Sua declaração à nação também listou ações de seu governo que, ele sabe, são alvos de Milei, como num recado ao sucessor. Fernández mencionou a legalização do aborto até a 14ª semana de gestação ("Fizemos história, essa era uma dívida da democracia") e a o lucro da Aerolíneas Argentinas, estatal reestatizada em 2008 ("É um verdadeiro orgulho a companhia aérea que carrega a nossa bandeira").
No início deste mês, a companhia informou que projeta um lucro de US$ 32 milhões para o exercício de 2023, o que representaria a primeira vez que seu balanço sai do vermelho desde sua reestatização.

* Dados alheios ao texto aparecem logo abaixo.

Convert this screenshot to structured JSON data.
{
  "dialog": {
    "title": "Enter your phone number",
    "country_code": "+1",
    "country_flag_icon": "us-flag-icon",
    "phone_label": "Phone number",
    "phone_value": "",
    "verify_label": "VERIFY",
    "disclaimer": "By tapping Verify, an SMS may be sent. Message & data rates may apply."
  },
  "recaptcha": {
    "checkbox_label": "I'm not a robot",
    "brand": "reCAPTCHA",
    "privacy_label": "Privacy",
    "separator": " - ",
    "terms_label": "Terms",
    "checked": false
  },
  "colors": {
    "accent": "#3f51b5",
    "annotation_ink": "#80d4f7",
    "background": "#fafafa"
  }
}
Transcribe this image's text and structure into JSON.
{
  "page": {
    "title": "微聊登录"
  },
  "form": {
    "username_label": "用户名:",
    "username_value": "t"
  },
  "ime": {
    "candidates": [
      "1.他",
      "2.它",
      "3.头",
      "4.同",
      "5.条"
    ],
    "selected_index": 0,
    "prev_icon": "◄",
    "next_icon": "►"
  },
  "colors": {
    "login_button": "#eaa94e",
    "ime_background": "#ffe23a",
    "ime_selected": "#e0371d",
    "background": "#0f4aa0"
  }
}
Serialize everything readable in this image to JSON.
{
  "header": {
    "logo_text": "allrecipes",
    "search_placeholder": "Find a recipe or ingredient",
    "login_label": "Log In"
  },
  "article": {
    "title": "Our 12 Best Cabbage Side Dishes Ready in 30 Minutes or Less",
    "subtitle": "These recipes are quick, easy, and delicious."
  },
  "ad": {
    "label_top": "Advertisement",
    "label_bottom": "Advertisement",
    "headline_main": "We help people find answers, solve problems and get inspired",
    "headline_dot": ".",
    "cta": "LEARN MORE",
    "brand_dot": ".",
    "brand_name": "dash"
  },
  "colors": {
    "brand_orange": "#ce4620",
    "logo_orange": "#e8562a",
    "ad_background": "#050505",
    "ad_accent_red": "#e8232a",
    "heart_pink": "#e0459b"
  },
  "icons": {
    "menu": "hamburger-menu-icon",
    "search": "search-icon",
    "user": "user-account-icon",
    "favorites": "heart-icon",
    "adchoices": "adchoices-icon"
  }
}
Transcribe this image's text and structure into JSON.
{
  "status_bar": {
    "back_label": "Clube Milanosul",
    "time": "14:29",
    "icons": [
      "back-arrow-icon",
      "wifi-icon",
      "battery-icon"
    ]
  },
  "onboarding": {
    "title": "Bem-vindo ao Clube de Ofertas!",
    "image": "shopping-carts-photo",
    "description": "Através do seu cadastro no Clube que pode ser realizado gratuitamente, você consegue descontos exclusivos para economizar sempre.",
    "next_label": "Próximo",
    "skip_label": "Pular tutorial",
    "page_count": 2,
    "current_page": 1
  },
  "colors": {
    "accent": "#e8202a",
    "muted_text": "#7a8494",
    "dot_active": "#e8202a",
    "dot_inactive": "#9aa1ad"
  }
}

Mencionou ainda a inauguração do gasoduto Vaca Muerta, com o qual o país, sob sua chefia, mirou a independência energética e exportação.
"É importante dizer que no próximo ano entrará dinheiro de nossas exportações de gás, graças a esse gasoduto que construímos. Daqui até 2030 nossas exportações de bens e serviços vão crescer 80%", disse, como quem sugere que os possíveis louros a serem colhidos pela gestão de Milei têm, também, uma participação sua.
"Fui injuriado, caluniado, mas não denunciei nenhum jornalista. Em nosso governo não houve perseguições judiciais ou políticas. Nós respeitamos a liberdade de imprensa. Jamais usamos a estrutura do Estado para calar uma voz", finalizou.